15 Littlewood St Hampton
This home was marketed as offering access to a convenient lifestyle, being close to shops, the beach, trains and a selection of top schools. While the existing Edwardian offered an opportunity to extend and update, the 766sqm north rear site may inspire the new owners to start afresh with a family home or dual occupancy development (STCA). Paul Bond from Hodges had a good-sized crowd spread on both sides of the street to watch proceedings. Bidding commenced at $2.0m and moved swiftly among three bidders to pass reserve and put the property on the market at $2.4m. The final two bidders had to dig deep to outmanoeuvre each other for the home, eventually selling for $2.513m to the applause of the crowd.
Properties we like, scheduled for auction May 27
Agent comment: As one of the most experienced agents in the Stonnington area, what effect, if any, do you think the underquoting laws recently implemented by the government will have on the selling agents in Melbourne?
Iain Carmichael, Director Jellis Craig Armadale: The new legislation will undoubtedly provide more accurate price quoting for property buyers.
In a bouyant market, auction properties will often realise sale prices that are well above reserve prices; however, agents will now need to be more accurate when indicating likely reserves.

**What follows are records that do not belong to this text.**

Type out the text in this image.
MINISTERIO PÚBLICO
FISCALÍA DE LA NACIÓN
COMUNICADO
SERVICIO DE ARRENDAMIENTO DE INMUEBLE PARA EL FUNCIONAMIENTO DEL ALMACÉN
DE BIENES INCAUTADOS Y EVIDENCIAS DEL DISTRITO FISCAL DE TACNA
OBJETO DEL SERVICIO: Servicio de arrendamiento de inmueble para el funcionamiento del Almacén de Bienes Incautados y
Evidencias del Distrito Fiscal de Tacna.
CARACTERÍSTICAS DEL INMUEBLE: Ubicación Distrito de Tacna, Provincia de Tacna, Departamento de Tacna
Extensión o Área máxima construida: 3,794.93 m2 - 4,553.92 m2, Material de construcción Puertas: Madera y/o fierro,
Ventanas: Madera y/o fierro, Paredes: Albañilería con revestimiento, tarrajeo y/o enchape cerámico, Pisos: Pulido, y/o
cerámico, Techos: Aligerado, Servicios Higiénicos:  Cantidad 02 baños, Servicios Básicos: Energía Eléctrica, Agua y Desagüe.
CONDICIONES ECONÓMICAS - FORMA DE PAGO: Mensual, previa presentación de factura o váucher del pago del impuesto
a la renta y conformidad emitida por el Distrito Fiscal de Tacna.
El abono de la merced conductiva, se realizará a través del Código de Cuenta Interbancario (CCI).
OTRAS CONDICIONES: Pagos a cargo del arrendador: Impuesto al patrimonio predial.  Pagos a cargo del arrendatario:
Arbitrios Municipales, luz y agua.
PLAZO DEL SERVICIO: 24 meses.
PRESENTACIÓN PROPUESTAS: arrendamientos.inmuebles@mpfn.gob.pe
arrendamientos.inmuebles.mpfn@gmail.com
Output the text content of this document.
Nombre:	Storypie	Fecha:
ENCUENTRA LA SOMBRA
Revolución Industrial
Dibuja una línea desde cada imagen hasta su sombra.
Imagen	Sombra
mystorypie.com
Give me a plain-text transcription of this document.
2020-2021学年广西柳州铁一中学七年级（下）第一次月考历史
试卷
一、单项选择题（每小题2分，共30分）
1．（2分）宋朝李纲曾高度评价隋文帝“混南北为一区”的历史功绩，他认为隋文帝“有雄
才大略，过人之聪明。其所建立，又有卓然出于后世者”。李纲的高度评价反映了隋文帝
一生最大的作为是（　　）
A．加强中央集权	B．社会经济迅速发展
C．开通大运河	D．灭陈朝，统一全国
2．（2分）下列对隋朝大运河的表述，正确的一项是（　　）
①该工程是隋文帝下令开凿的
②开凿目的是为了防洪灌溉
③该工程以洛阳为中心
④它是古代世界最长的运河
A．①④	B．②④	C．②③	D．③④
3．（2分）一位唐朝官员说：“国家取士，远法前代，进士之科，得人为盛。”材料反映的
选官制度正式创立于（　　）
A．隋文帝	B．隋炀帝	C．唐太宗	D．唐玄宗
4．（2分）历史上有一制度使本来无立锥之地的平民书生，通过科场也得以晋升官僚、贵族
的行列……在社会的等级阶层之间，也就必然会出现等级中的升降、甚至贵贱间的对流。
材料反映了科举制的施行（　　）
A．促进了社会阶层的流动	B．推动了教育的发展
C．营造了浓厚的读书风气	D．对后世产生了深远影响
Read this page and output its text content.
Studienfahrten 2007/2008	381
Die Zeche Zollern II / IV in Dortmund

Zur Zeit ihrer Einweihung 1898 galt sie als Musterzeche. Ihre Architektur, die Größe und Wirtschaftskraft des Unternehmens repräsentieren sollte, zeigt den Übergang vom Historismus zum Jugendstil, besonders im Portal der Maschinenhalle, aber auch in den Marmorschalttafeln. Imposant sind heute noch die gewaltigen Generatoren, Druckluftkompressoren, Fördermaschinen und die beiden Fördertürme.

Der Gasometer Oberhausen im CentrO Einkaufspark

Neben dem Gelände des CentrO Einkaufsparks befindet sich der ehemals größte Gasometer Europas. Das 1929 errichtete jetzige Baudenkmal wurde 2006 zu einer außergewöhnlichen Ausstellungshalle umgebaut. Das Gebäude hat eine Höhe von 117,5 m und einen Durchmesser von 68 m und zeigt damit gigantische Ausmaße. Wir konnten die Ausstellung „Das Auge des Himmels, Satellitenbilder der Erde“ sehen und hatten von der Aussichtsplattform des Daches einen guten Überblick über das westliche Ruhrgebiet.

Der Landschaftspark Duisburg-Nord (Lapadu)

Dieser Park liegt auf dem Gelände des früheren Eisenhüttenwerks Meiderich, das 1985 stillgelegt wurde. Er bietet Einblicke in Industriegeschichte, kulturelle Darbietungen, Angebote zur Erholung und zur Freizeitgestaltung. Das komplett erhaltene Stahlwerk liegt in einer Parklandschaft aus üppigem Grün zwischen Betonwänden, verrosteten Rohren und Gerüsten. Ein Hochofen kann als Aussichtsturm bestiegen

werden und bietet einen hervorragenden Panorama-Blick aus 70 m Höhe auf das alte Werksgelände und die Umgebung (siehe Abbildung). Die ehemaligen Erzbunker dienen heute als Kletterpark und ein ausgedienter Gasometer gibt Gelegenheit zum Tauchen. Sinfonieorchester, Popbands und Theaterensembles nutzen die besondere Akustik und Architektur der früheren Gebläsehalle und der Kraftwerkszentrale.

The changes will have little impact on those firms that are currently following best practice service delivery to buyers.
They will, however, shine a spotlight on those firms who feel that they might be able to ‘fudge arrangements’.
As an agency or a salesperson, unless you quote an ESP that reflects the vendors’ expectations/reserve price for the property, you are in breach of the new legislation.